Los problemas domésticos acabaron solucionándose de forma mercenaria y simple. Cuando tuvo edad, Carlos marchó interno a un colegio, mientras que las necesidades de la casa se cubrían con la ayuda esporádica de chicas locales que nunca conocieron a Soledad y que se limitaban a cocinar, a hacer las camas y a pasar de vez en cuando un plumero apresurado por la sala y los dormitorios. De este modo y muy lentamente, fue borrándose de la vida de Carlos, y también de la casa entera, todo vestigio de presencia femenina, más aún de presencia femenina de ultratumba: los muertos se convierten con demasiada facilidad en fotografías anónimas que ennegrecen junto a la chimenea del salón si no hay ni un amor ni un odio que los mantenga vivos.

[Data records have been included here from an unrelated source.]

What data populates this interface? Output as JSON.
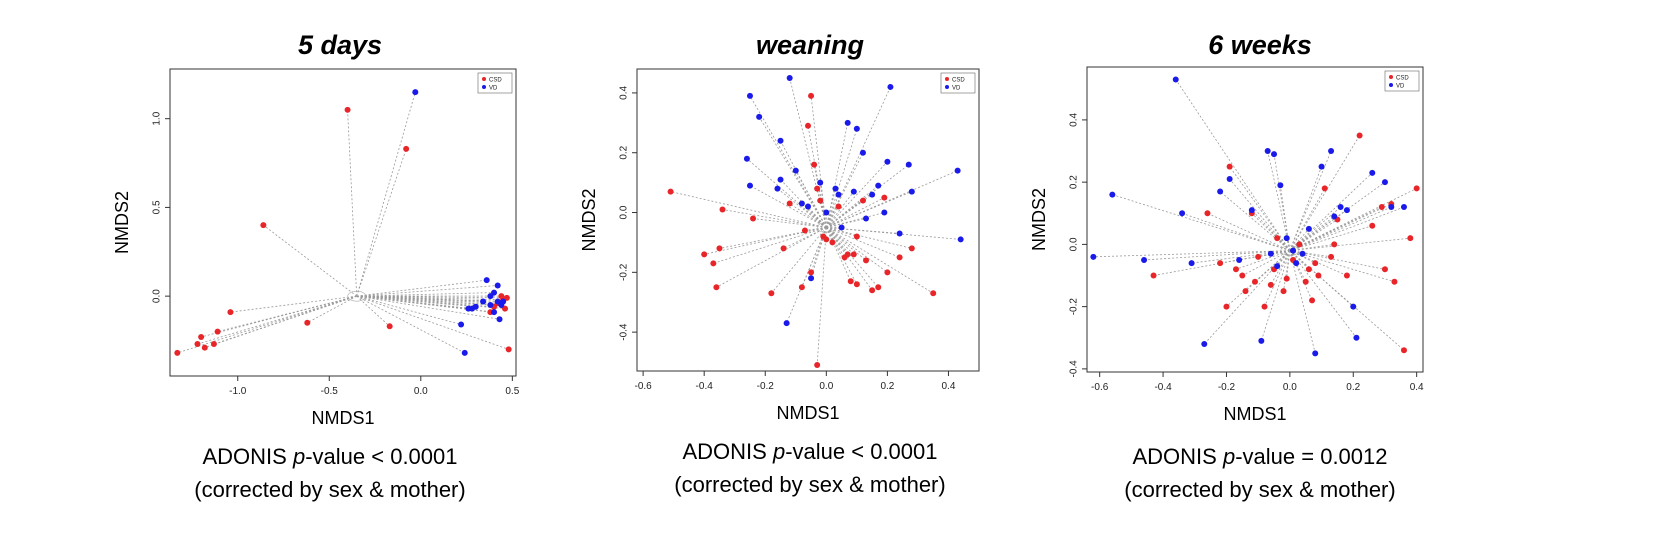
{
  "chart_data": [
    {
      "type": "scatter",
      "title": "5 days",
      "xlabel": "NMDS1",
      "ylabel": "NMDS2",
      "xlim": [
        -1.37,
        0.52
      ],
      "ylim": [
        -0.45,
        1.28
      ],
      "xticks": [
        -1.0,
        -0.5,
        0.0,
        0.5
      ],
      "yticks": [
        0.0,
        0.5,
        1.0
      ],
      "grid": false,
      "legend": {
        "position": "top-right",
        "entries": [
          "CSD",
          "VD"
        ]
      },
      "colors": {
        "CSD": "#e8262a",
        "VD": "#1a1aeb"
      },
      "spider": true,
      "centroid": [
        -0.35,
        0.0
      ],
      "series": [
        {
          "name": "CSD",
          "x": [
            -1.33,
            -1.22,
            -1.2,
            -1.18,
            -1.13,
            -1.11,
            -1.04,
            -0.86,
            -0.62,
            -0.4,
            -0.17,
            -0.08,
            0.38,
            0.4,
            0.42,
            0.45,
            0.47,
            0.44,
            0.46,
            0.48
          ],
          "y": [
            -0.32,
            -0.27,
            -0.23,
            -0.29,
            -0.27,
            -0.2,
            -0.09,
            0.4,
            -0.15,
            1.05,
            -0.17,
            0.83,
            -0.09,
            -0.06,
            -0.04,
            -0.02,
            -0.01,
            0.0,
            -0.07,
            -0.3
          ]
        },
        {
          "name": "VD",
          "x": [
            -0.03,
            0.24,
            0.26,
            0.28,
            0.3,
            0.34,
            0.36,
            0.38,
            0.38,
            0.4,
            0.4,
            0.42,
            0.42,
            0.43,
            0.44,
            0.45,
            0.22
          ],
          "y": [
            1.15,
            -0.32,
            -0.07,
            -0.07,
            -0.06,
            -0.03,
            0.09,
            0.0,
            -0.05,
            0.02,
            -0.09,
            -0.03,
            0.06,
            -0.13,
            -0.05,
            -0.03,
            -0.16
          ]
        }
      ]
    },
    {
      "type": "scatter",
      "title": "weaning",
      "xlabel": "NMDS1",
      "ylabel": "NMDS2",
      "xlim": [
        -0.62,
        0.5
      ],
      "ylim": [
        -0.53,
        0.48
      ],
      "xticks": [
        -0.6,
        -0.4,
        -0.2,
        0.0,
        0.2,
        0.4
      ],
      "yticks": [
        -0.4,
        -0.2,
        0.0,
        0.2,
        0.4
      ],
      "grid": false,
      "legend": {
        "position": "top-right",
        "entries": [
          "CSD",
          "VD"
        ]
      },
      "colors": {
        "CSD": "#e8262a",
        "VD": "#1a1aeb"
      },
      "spider": true,
      "centroid": [
        0.0,
        -0.05
      ],
      "series": [
        {
          "name": "CSD",
          "x": [
            -0.51,
            -0.4,
            -0.37,
            -0.36,
            -0.35,
            -0.34,
            -0.24,
            -0.18,
            -0.14,
            -0.12,
            -0.08,
            -0.06,
            -0.05,
            -0.04,
            -0.03,
            -0.03,
            -0.02,
            -0.01,
            0.0,
            0.02,
            0.04,
            0.06,
            0.07,
            0.08,
            0.09,
            0.1,
            0.1,
            0.12,
            0.15,
            0.17,
            0.19,
            0.2,
            0.24,
            0.28,
            0.35,
            -0.07,
            -0.05,
            0.13
          ],
          "y": [
            0.07,
            -0.14,
            -0.17,
            -0.25,
            -0.12,
            0.01,
            -0.02,
            -0.27,
            -0.12,
            0.03,
            -0.25,
            0.29,
            0.39,
            0.16,
            -0.51,
            0.08,
            0.04,
            -0.08,
            -0.09,
            -0.1,
            0.02,
            -0.15,
            -0.14,
            -0.23,
            -0.14,
            -0.24,
            -0.08,
            0.04,
            -0.26,
            -0.25,
            0.05,
            -0.2,
            -0.15,
            -0.12,
            -0.27,
            -0.06,
            -0.2,
            -0.16
          ]
        },
        {
          "name": "VD",
          "x": [
            -0.26,
            -0.25,
            -0.22,
            -0.15,
            -0.12,
            -0.1,
            -0.08,
            -0.06,
            -0.05,
            -0.02,
            0.0,
            0.03,
            0.04,
            0.07,
            0.09,
            0.1,
            0.13,
            0.15,
            0.17,
            0.19,
            0.2,
            0.21,
            0.24,
            0.27,
            0.28,
            0.43,
            0.44,
            -0.25,
            -0.16,
            -0.15,
            -0.13,
            0.12,
            0.05
          ],
          "y": [
            0.18,
            0.39,
            0.32,
            0.24,
            0.45,
            0.14,
            0.03,
            0.02,
            -0.22,
            0.1,
            0.0,
            0.08,
            0.06,
            0.3,
            0.07,
            0.28,
            -0.02,
            0.06,
            0.09,
            0.0,
            0.17,
            0.42,
            -0.07,
            0.16,
            0.07,
            0.14,
            -0.09,
            0.09,
            0.08,
            0.11,
            -0.37,
            0.2,
            -0.05
          ]
        }
      ]
    },
    {
      "type": "scatter",
      "title": "6 weeks",
      "xlabel": "NMDS1",
      "ylabel": "NMDS2",
      "xlim": [
        -0.64,
        0.42
      ],
      "ylim": [
        -0.41,
        0.57
      ],
      "xticks": [
        -0.6,
        -0.4,
        -0.2,
        0.0,
        0.2,
        0.4
      ],
      "yticks": [
        -0.4,
        -0.2,
        0.0,
        0.2,
        0.4
      ],
      "grid": false,
      "legend": {
        "position": "top-right",
        "entries": [
          "CSD",
          "VD"
        ]
      },
      "colors": {
        "CSD": "#e8262a",
        "VD": "#1a1aeb"
      },
      "spider": true,
      "centroid": [
        0.0,
        -0.02
      ],
      "series": [
        {
          "name": "CSD",
          "x": [
            -0.43,
            -0.26,
            -0.22,
            -0.2,
            -0.19,
            -0.17,
            -0.15,
            -0.14,
            -0.12,
            -0.11,
            -0.1,
            -0.08,
            -0.06,
            -0.05,
            -0.04,
            -0.02,
            -0.01,
            0.01,
            0.03,
            0.05,
            0.06,
            0.07,
            0.08,
            0.09,
            0.11,
            0.13,
            0.14,
            0.15,
            0.18,
            0.22,
            0.26,
            0.29,
            0.3,
            0.32,
            0.33,
            0.36,
            0.38,
            0.4
          ],
          "y": [
            -0.1,
            0.1,
            -0.06,
            -0.2,
            0.25,
            -0.08,
            -0.1,
            -0.15,
            0.1,
            -0.12,
            -0.04,
            -0.2,
            -0.13,
            -0.08,
            0.02,
            -0.15,
            -0.11,
            -0.05,
            0.0,
            -0.12,
            -0.08,
            -0.18,
            -0.06,
            -0.1,
            0.18,
            -0.04,
            0.0,
            0.08,
            -0.1,
            0.35,
            0.06,
            0.12,
            -0.08,
            0.13,
            -0.12,
            -0.34,
            0.02,
            0.18
          ]
        },
        {
          "name": "VD",
          "x": [
            -0.62,
            -0.56,
            -0.46,
            -0.36,
            -0.34,
            -0.31,
            -0.27,
            -0.22,
            -0.19,
            -0.16,
            -0.12,
            -0.09,
            -0.07,
            -0.05,
            -0.04,
            -0.03,
            -0.01,
            0.01,
            0.02,
            0.04,
            0.06,
            0.08,
            0.1,
            0.13,
            0.16,
            0.18,
            0.21,
            0.26,
            0.3,
            0.32,
            0.36,
            0.2,
            -0.06,
            0.14
          ],
          "y": [
            -0.04,
            0.16,
            -0.05,
            0.53,
            0.1,
            -0.06,
            -0.32,
            0.17,
            0.21,
            -0.05,
            0.11,
            -0.31,
            0.3,
            0.29,
            -0.07,
            0.19,
            0.02,
            -0.02,
            -0.06,
            -0.03,
            0.05,
            -0.35,
            0.25,
            0.3,
            0.12,
            0.11,
            -0.3,
            0.23,
            0.2,
            0.12,
            0.12,
            -0.2,
            -0.03,
            0.09
          ]
        }
      ]
    }
  ],
  "captions": [
    {
      "prefix": "ADONIS ",
      "pv": "p",
      "rest": "-value < 0.0001",
      "line2": "(corrected by sex & mother)"
    },
    {
      "prefix": "ADONIS ",
      "pv": "p",
      "rest": "-value < 0.0001",
      "line2": "(corrected by sex & mother)"
    },
    {
      "prefix": "ADONIS ",
      "pv": "p",
      "rest": "-value = 0.0012",
      "line2": "(corrected by sex & mother)"
    }
  ]
}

En cambio, la muchacha del retrato que había en casa de Abuela Teresa, con sus dedos largos y su pelo rubio, corrió suerte bien distinta. Quizá porque ella sí tenía rostro. Carlos recordaba muy bien cómo se habían encontrado. Más aún, podía revivir toda la escena, incluso con detalles, pues aquel encuentro era su más antiguo recuerdo de infancia. Y real a buen seguro; no podía tratarse de uno falsificado por lo que cuentan otros; esta escena debió de suceder exactamente así, pues ningún adulto se detendría a contársela; no son cosas que interesen más que a los niños.
Él se encontraba sentado en el suelo, tal vez jugara con algo, o simplemente estuviera entretenido en seguir con un dedo el dibujo de los arabescos de la alfombra, cuando de pronto, unos pies desconocidos se acercaron y unos brazos apoyaron contra la pared cerca de donde jugaba Carlos el retrato al óleo de una mujer joven y rubia. Al cabo de unos instantes, esos mismos brazos situaron otro cuadro junto al retrato, uno mucho menos interesante. Parecía el dibujo de un árbol o tal vez fueran varios árboles, pero en cualquier caso, esta segunda pintura no tardó en desaparecer: fue izada en sustitución de la dama rubia, arriba, muy arriba, demasiado alto para que Carlos pudiera haberla visto antes.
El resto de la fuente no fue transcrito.